Palkovitz: The thing I’m most known for is a fairly large research project asking men how fathering changed their lives. What’s the effect of fathering on men’s adult development? Participants responded that they’re better men for having been involved with their kids, that all the costs are far outweighed by the benefits that they’ve reaped. Good fathering is good for men, it’s good for kids, it’s good for their family, it’s good for the community. It sort of optimizes development for both men and their children.
Q: What was the motivation behind the development of The Global Fatherhood Charter?
Palkovitz: The idea is to bring together the best scientific thinking about fathering, and to just make it accessible to policymakers, practitioners and everyday dads.

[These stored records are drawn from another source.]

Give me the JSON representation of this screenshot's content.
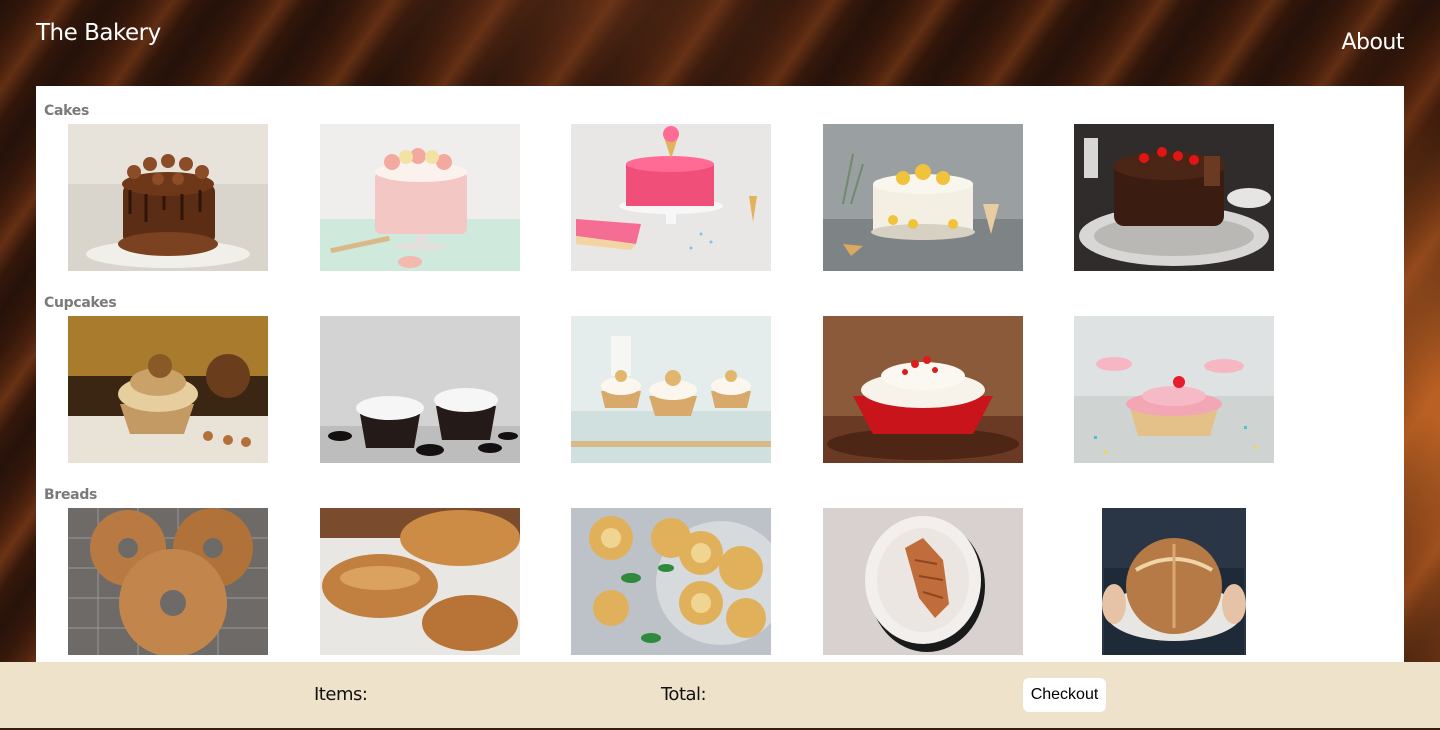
{
  "header": {
    "brand": "The Bakery",
    "nav_about": "About"
  },
  "sections": [
    {
      "title": "Cakes"
    },
    {
      "title": "Cupcakes"
    },
    {
      "title": "Breads"
    }
  ],
  "footer": {
    "items_label": "Items:",
    "total_label": "Total:",
    "checkout_label": "Checkout"
  },
  "colors": {
    "footer_bg": "#efe2cb",
    "panel_bg": "#ffffff",
    "section_title": "#7a7a7a"
  }
}
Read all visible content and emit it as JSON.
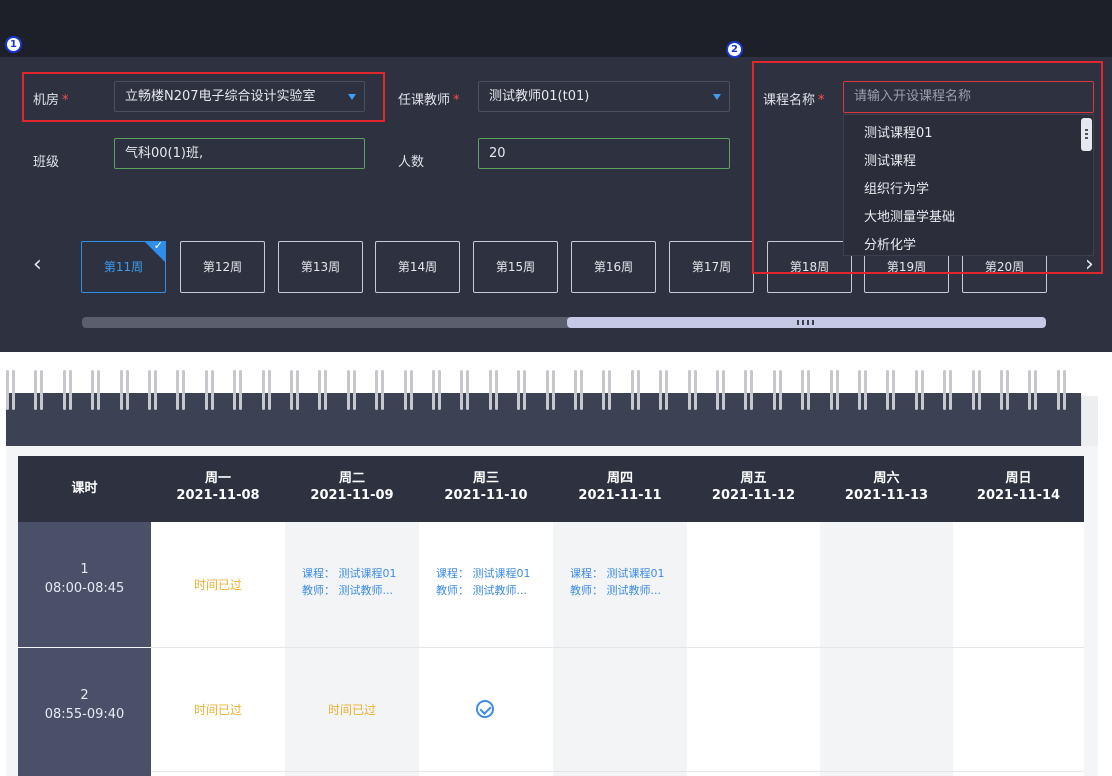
{
  "markers": {
    "one": "1",
    "two": "2"
  },
  "form": {
    "room_label": "机房",
    "room_value": "立畅楼N207电子综合设计实验室",
    "teacher_label": "任课教师",
    "teacher_value": "测试教师01(t01)",
    "course_label": "课程名称",
    "course_placeholder": "请输入开设课程名称",
    "class_label": "班级",
    "class_value": "气科00(1)班,",
    "count_label": "人数",
    "count_value": "20",
    "required_mark": "*"
  },
  "dropdown": {
    "options": [
      "测试课程01",
      "测试课程",
      "组织行为学",
      "大地测量学基础",
      "分析化学"
    ]
  },
  "weeks": {
    "prev_icon": "chevron-left-icon",
    "next_icon": "chevron-right-icon",
    "items": [
      "第11周",
      "第12周",
      "第13周",
      "第14周",
      "第15周",
      "第16周",
      "第17周",
      "第18周",
      "第19周",
      "第20周"
    ],
    "active_index": 0,
    "scroll_position": 0.5
  },
  "calendar": {
    "period_header": "课时",
    "days": [
      {
        "day": "周一",
        "date": "2021-11-08"
      },
      {
        "day": "周二",
        "date": "2021-11-09"
      },
      {
        "day": "周三",
        "date": "2021-11-10"
      },
      {
        "day": "周四",
        "date": "2021-11-11"
      },
      {
        "day": "周五",
        "date": "2021-11-12"
      },
      {
        "day": "周六",
        "date": "2021-11-13"
      },
      {
        "day": "周日",
        "date": "2021-11-14"
      }
    ],
    "periods": [
      {
        "num": "1",
        "time": "08:00-08:45"
      },
      {
        "num": "2",
        "time": "08:55-09:40"
      }
    ],
    "passed_text": "时间已过",
    "course_line": "课程：  测试课程01",
    "teacher_line": "教师：  测试教师...",
    "selected_icon": "check-circle-icon"
  },
  "colors": {
    "accent": "#2f8fe8",
    "highlight_frame": "#e0272e",
    "passed": "#f0b12e",
    "panel_bg": "#2e313f"
  }
}
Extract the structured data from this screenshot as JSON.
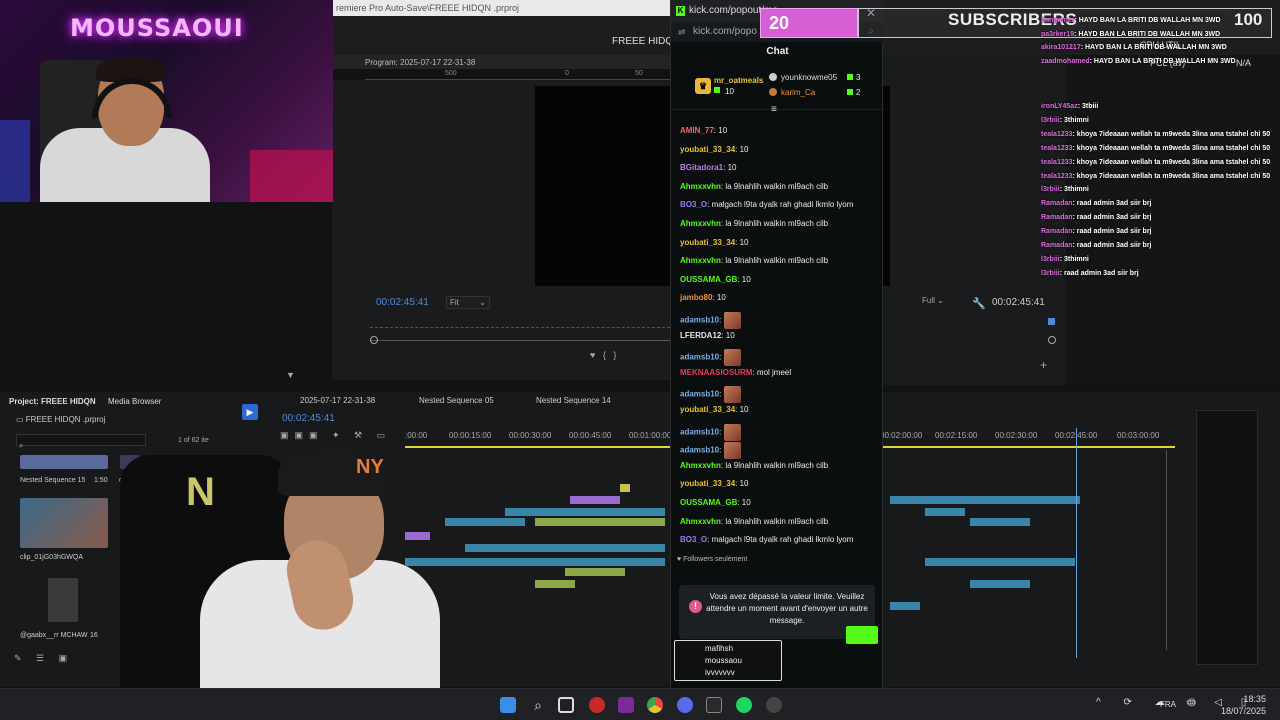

Q: What are you working on right now?
Palkovitz: I’m currently writing an article that is under review, and I’m making the argument that, although the field has largely focused on father involvement — so how many books a father reads to a child each week, or how much time was spent with the child — really, the more important thing to focus on is relationship quality. Traditionally, father-involvement research has looked primarily at fathers’ behaviors towards children, but the reality is that the quality of the father-child relationship involves not just behavior but also feelings and thoughts.
Q: What do you mean by behaviors, feelings and thoughts?
Palkovitz: If I ask you how’s your relationship with your dad, or what made it good or what made it bad, you’ll probably have all kinds of thoughts and feelings about that. So both fathers and their children have thoughts, feelings and behaviors that are associated with the quality of their relationship. I’m currently focused on helping fathering scholars to understand the importance of searching beyond fathers’ behavior toward children and looking at more reciprocal intersections of fathers’ and children’s behaviors, thoughts and feelings across time.